A third of employees will skip their vacation and of those who manage to take a vacation, 92% will take work with them. Making matters worse is the fact that people are working harder than ever, an average 49 hours a week.
A stressful year at work with no vacation intensifies a neurological condition called “neurotoxicity.” Neurotoxicity is a build-up of stress hormones that literally shrink higher brain networks. The brain becomes incapable of sustaining peak performance or goal-directed behavior. Instead, the brain’s stress response system becomes overactive, producing an endless loop of stress and anxiety.
Here’s the good news: a four week vacation can literally repair the damage stress caused and even expand networks that generate higher brain function.
So, you might be asking, who can take a four week vacation? A producer at a major news network recently asked me that same question. “No one I know!” the producer added. The answer in all probability is very few Americans can or won’t. We don’t seem to understand the enormous gain from taking an extended vacation. What is clear to medical science is the profile of the person who must take a four week vacation. It’s the person who for years has been subjected to unremitting stress. This group represents a quarter to a third of Americans, depending on the study you read. These good people need a four week vacation because, whether they understand it or not, they are likely on the edge of developing a life threatening illness.
Years of chronic stress shortens lifespan by as much as 10 years. Stress hormones are a major factor in heart disease. These hormones are central to cancer and premature aging. Stress hormones breakdown our chromosomes causing them to produce the abnormal cells that kill us. Four weeks of vacation appears to be what it takes for the brain to repair itself and re-establish homeostasis (physiological and emotional balance). The first thing a long vacation does is shut off the stress response system. The peace and quiet stops the stress gene from expressing and the new attitude that emerges literally stimulates the generation of neural fibers that produce peptides that extinguish fear. No fear, no stress. In the absence of a constant flow of stress hormones, the brain rebuilds and rewires to amplify higher brain networks that make us smarter, healthier and happier.
Moreover, as neurotoxicity recedes we become more creative. That’s because each week more and more of damaged systems re-sprout and start to wire together. This gain in brain power is reason enough for the other two-thirds of us with moderate or intermittent stress to take four weeks a year to recover from the previous 48 weeks. It literally builds the brain that can attain and sustain an intrinsically rewarding and successful life. One week of vacation simply doesn’t get the job done. Europe takes a month every year and clearly neuroscience is telling America it ought to rethink its bad habit of kissing off vacation time.
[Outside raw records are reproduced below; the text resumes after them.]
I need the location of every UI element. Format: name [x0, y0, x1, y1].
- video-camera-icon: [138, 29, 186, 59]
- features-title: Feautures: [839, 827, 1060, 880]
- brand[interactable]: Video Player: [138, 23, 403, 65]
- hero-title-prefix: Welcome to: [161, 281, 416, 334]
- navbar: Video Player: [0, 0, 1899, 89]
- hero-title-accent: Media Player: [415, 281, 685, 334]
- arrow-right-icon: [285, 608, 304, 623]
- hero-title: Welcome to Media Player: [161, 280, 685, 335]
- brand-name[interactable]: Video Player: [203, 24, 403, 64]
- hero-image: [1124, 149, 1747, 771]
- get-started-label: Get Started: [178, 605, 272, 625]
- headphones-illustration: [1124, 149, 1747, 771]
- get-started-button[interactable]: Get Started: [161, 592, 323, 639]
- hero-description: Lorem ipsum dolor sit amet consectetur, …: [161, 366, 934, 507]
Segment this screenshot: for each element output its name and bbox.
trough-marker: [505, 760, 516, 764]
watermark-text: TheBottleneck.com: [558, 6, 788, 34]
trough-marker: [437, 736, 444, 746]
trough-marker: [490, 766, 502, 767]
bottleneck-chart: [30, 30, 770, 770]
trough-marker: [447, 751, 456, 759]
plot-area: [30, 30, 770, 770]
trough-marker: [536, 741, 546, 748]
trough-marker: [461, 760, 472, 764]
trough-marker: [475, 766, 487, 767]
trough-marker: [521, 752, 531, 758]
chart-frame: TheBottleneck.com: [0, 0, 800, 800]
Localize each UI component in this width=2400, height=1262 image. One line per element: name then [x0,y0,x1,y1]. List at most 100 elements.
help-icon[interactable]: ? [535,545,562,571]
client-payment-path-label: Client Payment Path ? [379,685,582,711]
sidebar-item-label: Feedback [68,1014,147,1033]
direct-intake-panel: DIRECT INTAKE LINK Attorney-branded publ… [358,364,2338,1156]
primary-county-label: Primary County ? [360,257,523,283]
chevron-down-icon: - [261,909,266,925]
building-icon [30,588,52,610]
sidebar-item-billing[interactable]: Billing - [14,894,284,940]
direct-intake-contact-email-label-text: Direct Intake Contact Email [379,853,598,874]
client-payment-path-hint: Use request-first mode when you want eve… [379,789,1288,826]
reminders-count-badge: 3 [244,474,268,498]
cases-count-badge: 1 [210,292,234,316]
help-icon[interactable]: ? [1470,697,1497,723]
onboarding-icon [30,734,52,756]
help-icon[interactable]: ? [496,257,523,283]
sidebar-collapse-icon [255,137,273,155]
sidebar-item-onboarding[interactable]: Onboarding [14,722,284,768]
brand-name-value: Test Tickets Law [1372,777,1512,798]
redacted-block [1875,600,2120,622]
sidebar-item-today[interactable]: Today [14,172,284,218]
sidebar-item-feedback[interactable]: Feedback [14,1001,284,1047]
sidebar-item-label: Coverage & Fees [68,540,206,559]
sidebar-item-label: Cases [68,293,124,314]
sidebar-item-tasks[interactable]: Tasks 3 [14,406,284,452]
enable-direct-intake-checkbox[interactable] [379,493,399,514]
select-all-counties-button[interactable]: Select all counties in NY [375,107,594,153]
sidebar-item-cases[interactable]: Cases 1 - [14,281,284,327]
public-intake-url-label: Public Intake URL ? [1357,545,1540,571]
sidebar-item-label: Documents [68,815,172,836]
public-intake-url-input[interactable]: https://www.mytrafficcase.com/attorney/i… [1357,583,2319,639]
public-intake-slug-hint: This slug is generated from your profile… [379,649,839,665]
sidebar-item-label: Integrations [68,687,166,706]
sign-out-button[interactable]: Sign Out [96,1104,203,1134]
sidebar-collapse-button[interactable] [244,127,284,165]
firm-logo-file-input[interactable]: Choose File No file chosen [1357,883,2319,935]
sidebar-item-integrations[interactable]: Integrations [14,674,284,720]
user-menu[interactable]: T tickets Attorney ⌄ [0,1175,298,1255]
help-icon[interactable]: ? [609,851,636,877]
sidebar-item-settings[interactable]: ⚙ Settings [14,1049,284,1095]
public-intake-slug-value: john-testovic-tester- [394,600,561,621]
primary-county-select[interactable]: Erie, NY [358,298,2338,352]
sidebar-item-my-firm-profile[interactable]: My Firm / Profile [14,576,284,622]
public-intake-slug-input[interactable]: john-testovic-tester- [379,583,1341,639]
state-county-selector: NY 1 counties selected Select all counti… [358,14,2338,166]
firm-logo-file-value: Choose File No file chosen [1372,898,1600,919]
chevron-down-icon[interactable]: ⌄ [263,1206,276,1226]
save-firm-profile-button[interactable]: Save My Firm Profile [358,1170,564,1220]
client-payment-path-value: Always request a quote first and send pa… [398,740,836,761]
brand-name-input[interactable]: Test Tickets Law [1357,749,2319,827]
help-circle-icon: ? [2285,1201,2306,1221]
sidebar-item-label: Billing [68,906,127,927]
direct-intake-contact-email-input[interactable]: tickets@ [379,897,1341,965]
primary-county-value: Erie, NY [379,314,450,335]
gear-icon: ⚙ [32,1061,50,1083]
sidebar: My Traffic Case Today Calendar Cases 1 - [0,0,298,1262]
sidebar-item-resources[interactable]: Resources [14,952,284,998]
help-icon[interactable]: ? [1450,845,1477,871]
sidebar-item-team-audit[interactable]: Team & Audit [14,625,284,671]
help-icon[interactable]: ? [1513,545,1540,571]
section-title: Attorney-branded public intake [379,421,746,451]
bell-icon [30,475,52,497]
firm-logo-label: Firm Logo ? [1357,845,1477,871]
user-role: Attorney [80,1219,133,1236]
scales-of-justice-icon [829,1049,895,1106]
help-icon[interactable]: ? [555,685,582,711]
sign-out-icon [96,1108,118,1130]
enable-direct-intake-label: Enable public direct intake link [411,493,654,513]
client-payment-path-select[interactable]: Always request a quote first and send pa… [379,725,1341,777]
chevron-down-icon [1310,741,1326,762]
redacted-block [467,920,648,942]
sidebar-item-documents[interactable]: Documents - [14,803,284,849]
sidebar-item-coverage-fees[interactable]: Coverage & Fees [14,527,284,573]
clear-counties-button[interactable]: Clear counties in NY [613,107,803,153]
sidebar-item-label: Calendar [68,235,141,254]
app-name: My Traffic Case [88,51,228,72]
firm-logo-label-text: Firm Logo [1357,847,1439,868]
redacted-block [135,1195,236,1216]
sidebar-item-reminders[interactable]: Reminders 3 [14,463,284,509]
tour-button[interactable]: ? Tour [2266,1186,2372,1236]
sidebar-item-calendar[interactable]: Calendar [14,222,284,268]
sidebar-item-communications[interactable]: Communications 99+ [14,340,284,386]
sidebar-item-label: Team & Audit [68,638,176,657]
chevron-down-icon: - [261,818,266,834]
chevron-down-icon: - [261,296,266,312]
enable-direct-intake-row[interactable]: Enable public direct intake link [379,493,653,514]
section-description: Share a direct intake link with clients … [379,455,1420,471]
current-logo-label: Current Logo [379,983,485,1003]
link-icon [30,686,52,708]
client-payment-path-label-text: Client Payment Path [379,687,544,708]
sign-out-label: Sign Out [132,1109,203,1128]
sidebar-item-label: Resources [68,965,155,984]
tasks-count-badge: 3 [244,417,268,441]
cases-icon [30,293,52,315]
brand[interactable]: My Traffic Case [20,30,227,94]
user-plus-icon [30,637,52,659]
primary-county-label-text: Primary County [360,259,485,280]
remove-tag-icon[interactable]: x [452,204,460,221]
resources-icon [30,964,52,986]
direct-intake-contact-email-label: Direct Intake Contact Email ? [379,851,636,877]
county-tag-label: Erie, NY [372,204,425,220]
And there’s more good news.
When we return to work from a vacation, we can sustain the gain in brain power by taking breaks. Research has established that breaks not only lower our stress level, it is the core condition in generating the creative insights that propel peak performance. Letting go of work for a few minutes every couple of hours and allowing our mind to wander intensifies the brain’s creative processes, increasing creative intelligence by as much as 40%. Breaks allow the brain to associate two or more ideas from different brain networks. We often experience this phenomenon as an ‘Ah-Ha’ moment while taking a shower or on a walk.
So here’s the prescription: Do your best to string as many vacation days together as you can and build breaks into your daily schedule. Every couple of hours step away from your work and let your mind go. If you do, your brain will reward you with the “Good Life” instead of the stressful life.